State probes possible bovine TB in dairy cow
By MATTHEW WEAVER
State officials are awaiting test results before confirming what may be the first case of bovine tuberculosis in Washington since 1988.
In the meantime, they are assuming a meat sample from a Moses Lake, Wash., dairy is positive for TB, said Hector Castro, spokesman for the Washington State Department of Agriculture,
"It's 98 percent probable, but there is a culture that's being grown as a confirming test," Castro said, noting the test will take several weeks.
The state is not identifying the 1,500-cow dairy, as the investigation is ongoing. Investigators will test the rest of the herd at the dairy next week.
The cow had been sent to a Cowlitz County slaughter facility on Jan. 8, but the meat was held after a USDA Food Safety and Inspection Service inspector identified a suspicious lesion and submitted samples for testing.
The state has issued an order to stop the movement of cows on the dairy. As part of the order, any milk from the dairy will go straight to pasteurization, which kills the TB bacteria. Castro said the dairy primarily produces milk destined for pasteurization anyway.
The dairy purchased the cow about a year ago from a smaller dairy in Snohomish County, Wash.
At the time the cow was part of the Snohomish County dairy's herd, that business was dealing with milk processed for pasteurization. Since then, it sold its herd and purchased a smaller herd to focus on the raw milk market.
"This particular cow was not part of the current herd," Castro said. "Nevertheless, we are working with them to make sure the cows they are using for milk production are being tested for TB."
The Snohomish County dairy has been adhering to the annual requirement for TB testing, Castro said, but the state is being as cautious as possible.
Both dairy owners are cooperating, he said. The Snohomish County dairy voluntarily embargoed its raw milk until testing is complete.
It's too early to know all the movements of the cow in question or impacts to cows it may have come into contact with, Castro said, but the lesion found on the cow at the slaughterhouse was in early stages of developing.
"We may be fortunate here," Castro said. "If (it) had been sick even longer, then there's all the greater opportunity (it) would have been in contact with a much larger number of cattle."
Jack Field, executive vice president of the Washington State Cattlemen's Association, said that the state's ability to isolate the carcass in question indicates the system "clearly works."

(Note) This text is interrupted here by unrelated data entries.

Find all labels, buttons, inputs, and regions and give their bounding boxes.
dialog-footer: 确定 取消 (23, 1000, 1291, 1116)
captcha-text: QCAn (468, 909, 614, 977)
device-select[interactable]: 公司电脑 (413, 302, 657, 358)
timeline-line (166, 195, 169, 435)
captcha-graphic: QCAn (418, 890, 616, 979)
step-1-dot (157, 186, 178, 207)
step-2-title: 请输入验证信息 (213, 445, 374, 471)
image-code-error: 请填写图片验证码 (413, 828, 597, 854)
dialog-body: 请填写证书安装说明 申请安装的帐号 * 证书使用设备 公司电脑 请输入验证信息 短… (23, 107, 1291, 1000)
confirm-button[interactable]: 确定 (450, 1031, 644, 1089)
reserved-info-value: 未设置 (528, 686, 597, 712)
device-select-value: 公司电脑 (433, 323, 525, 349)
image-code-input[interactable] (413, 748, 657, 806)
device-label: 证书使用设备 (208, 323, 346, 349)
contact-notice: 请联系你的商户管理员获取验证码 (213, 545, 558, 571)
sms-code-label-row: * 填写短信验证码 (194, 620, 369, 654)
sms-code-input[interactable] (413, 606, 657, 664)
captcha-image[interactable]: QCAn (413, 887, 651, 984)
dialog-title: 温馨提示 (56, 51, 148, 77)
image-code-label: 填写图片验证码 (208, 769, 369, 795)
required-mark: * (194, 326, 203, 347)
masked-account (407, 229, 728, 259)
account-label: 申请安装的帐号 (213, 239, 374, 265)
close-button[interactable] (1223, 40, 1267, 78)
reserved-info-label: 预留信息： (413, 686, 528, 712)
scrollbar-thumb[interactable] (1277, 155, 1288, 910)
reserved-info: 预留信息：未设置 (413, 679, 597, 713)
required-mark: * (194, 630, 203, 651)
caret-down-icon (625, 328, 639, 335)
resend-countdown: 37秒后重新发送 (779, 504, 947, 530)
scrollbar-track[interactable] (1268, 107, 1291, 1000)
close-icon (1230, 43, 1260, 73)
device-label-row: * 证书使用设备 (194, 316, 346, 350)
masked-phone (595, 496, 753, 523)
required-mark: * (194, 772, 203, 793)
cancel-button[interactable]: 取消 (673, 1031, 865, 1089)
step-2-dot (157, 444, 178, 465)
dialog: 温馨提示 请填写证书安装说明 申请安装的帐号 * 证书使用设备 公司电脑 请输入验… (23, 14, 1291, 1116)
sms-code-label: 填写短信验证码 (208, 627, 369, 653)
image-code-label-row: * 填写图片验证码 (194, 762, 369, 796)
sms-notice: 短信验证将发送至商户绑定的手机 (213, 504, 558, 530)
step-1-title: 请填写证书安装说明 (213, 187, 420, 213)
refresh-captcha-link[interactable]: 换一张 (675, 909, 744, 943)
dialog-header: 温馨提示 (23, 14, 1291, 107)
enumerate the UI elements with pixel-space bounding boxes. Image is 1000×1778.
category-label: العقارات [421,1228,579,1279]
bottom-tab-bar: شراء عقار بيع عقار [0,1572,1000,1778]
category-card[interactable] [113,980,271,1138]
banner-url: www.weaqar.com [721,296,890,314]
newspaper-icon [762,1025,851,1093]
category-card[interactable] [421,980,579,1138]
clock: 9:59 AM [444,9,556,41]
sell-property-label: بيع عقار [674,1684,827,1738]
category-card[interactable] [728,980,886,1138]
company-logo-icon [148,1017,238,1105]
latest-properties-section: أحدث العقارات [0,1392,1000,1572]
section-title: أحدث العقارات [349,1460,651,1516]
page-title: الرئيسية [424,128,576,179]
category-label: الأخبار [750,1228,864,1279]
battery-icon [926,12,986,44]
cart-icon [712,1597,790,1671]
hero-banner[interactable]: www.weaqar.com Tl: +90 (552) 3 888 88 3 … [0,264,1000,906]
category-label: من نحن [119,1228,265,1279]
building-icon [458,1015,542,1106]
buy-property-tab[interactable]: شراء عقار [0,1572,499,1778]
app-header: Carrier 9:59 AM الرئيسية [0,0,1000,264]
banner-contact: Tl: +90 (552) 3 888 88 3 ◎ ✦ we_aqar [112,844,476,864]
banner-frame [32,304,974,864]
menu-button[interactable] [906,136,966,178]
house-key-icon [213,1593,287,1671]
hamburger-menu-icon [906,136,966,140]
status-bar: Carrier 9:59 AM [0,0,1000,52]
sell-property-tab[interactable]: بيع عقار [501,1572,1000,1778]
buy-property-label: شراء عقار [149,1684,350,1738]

The state will continue working with the Snohomish County dairy and schedule testing at the dairy in Moses Lake, Castro said.
"At the moment, we've taken the measures we're confident can contain it, but it's going to take a few days before we're able to do much more tracing to determine the actual source," Castro said.
Bovine TB, which is caused by the M. bovis bacteria, can be transmitted from livestock to humans and other animals, according to the USDA. The disease has nearly been eliminated from the U.S. livestock population.